If you have a cumulative distribution function $F$, then calculating the $p$-value for given statistic $T$ is simply $1-F(T)$. This is straightforward in R. If you have probability density function on the other hand, then $F(x)=\int_{-\infty}^xp(t)dt$. You can find this integral analytically or numerically. In R this will look like this:
dF <- function(x)dnorm(x)
pF <- function(q)integrate(dF,-Inf,q)$value
> pF(1)
[1] 0.8413448
> pnorm(1)
[1] 0.8413447
You can tune integrate
for better accuracy. This of course may fail for specific cases, when the integral does not behave well, but it should work for majority of the density functions.
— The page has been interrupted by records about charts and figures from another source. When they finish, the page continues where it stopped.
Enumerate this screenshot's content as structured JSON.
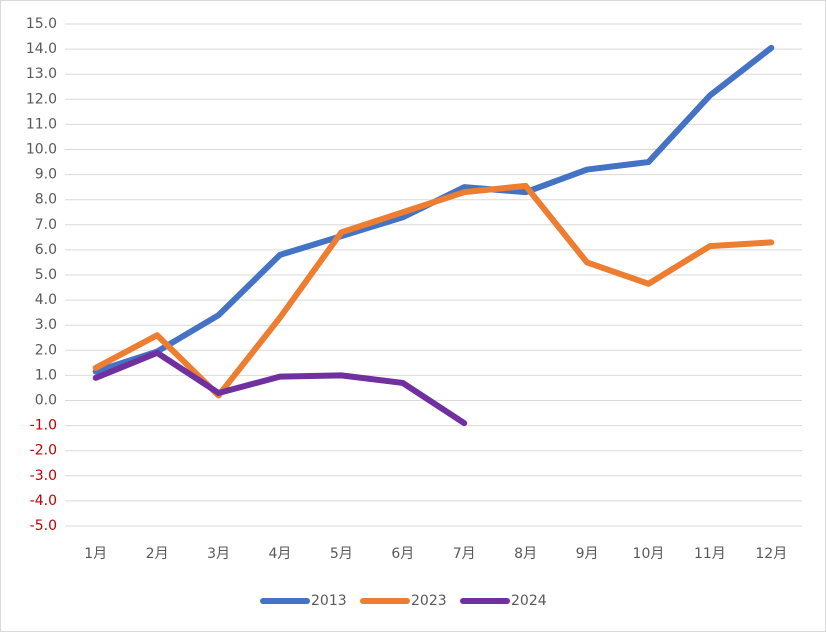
{
  "chart_data": {
    "type": "line",
    "categories": [
      "1月",
      "2月",
      "3月",
      "4月",
      "5月",
      "6月",
      "7月",
      "8月",
      "9月",
      "10月",
      "11月",
      "12月"
    ],
    "series": [
      {
        "name": "2013",
        "color": "#4472c4",
        "values": [
          1.15,
          1.95,
          3.4,
          5.8,
          6.55,
          7.3,
          8.5,
          8.3,
          9.2,
          9.5,
          12.15,
          14.05
        ]
      },
      {
        "name": "2023",
        "color": "#ed7d31",
        "values": [
          1.3,
          2.6,
          0.2,
          3.3,
          6.7,
          7.5,
          8.3,
          8.55,
          5.5,
          4.65,
          6.15,
          6.3
        ]
      },
      {
        "name": "2024",
        "color": "#7030a0",
        "values": [
          0.9,
          1.9,
          0.3,
          0.95,
          1.0,
          0.7,
          -0.9,
          null,
          null,
          null,
          null,
          null
        ]
      }
    ],
    "ylim": [
      -5,
      15
    ],
    "yticks": [
      {
        "value": 15,
        "label": "15.0"
      },
      {
        "value": 14,
        "label": "14.0"
      },
      {
        "value": 13,
        "label": "13.0"
      },
      {
        "value": 12,
        "label": "12.0"
      },
      {
        "value": 11,
        "label": "11.0"
      },
      {
        "value": 10,
        "label": "10.0"
      },
      {
        "value": 9,
        "label": "9.0"
      },
      {
        "value": 8,
        "label": "8.0"
      },
      {
        "value": 7,
        "label": "7.0"
      },
      {
        "value": 6,
        "label": "6.0"
      },
      {
        "value": 5,
        "label": "5.0"
      },
      {
        "value": 4,
        "label": "4.0"
      },
      {
        "value": 3,
        "label": "3.0"
      },
      {
        "value": 2,
        "label": "2.0"
      },
      {
        "value": 1,
        "label": "1.0"
      },
      {
        "value": 0,
        "label": "0.0"
      },
      {
        "value": -1,
        "label": "-1.0"
      },
      {
        "value": -2,
        "label": "-2.0"
      },
      {
        "value": -3,
        "label": "-3.0"
      },
      {
        "value": -4,
        "label": "-4.0"
      },
      {
        "value": -5,
        "label": "-5.0"
      }
    ],
    "grid": true,
    "negative_tick_color": "#c00000",
    "legend": "bottom"
  }
}
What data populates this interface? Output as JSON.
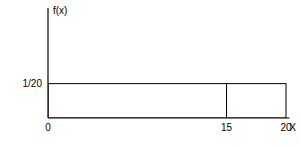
{
  "chart_data": {
    "type": "histogram",
    "x_label": "X",
    "y_label": "f(x)",
    "bins": [
      0,
      15,
      20
    ],
    "values": [
      0.05,
      0.05
    ],
    "color": "#000000",
    "xlim": [
      0,
      20.3
    ],
    "xticks": [
      0,
      15,
      20
    ],
    "ylim": [
      0,
      0.16
    ],
    "yticks": [
      {
        "value": 0.05,
        "label": "1/20"
      }
    ],
    "grid": false
  }
}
You can of course pass parameters into pF
, if you have several parameter values to try-out and do not want to redefine dF
each time.
dF <- function(x,mean=0,sd=1)dnorm(x,mean=mean,sd=sd)
pF <- function(q,mean=0,sd=1)integrate(dF,-Inf,q,mean=mean,sd=sd)$value
> pF(1,1,1)
[1] 0.5
> pnorm(1,1,1)
[1] 0.5
Of course you can also use Monte-Carlo methods as detailed by @suncoolsu, this would be just another numerical method for integration.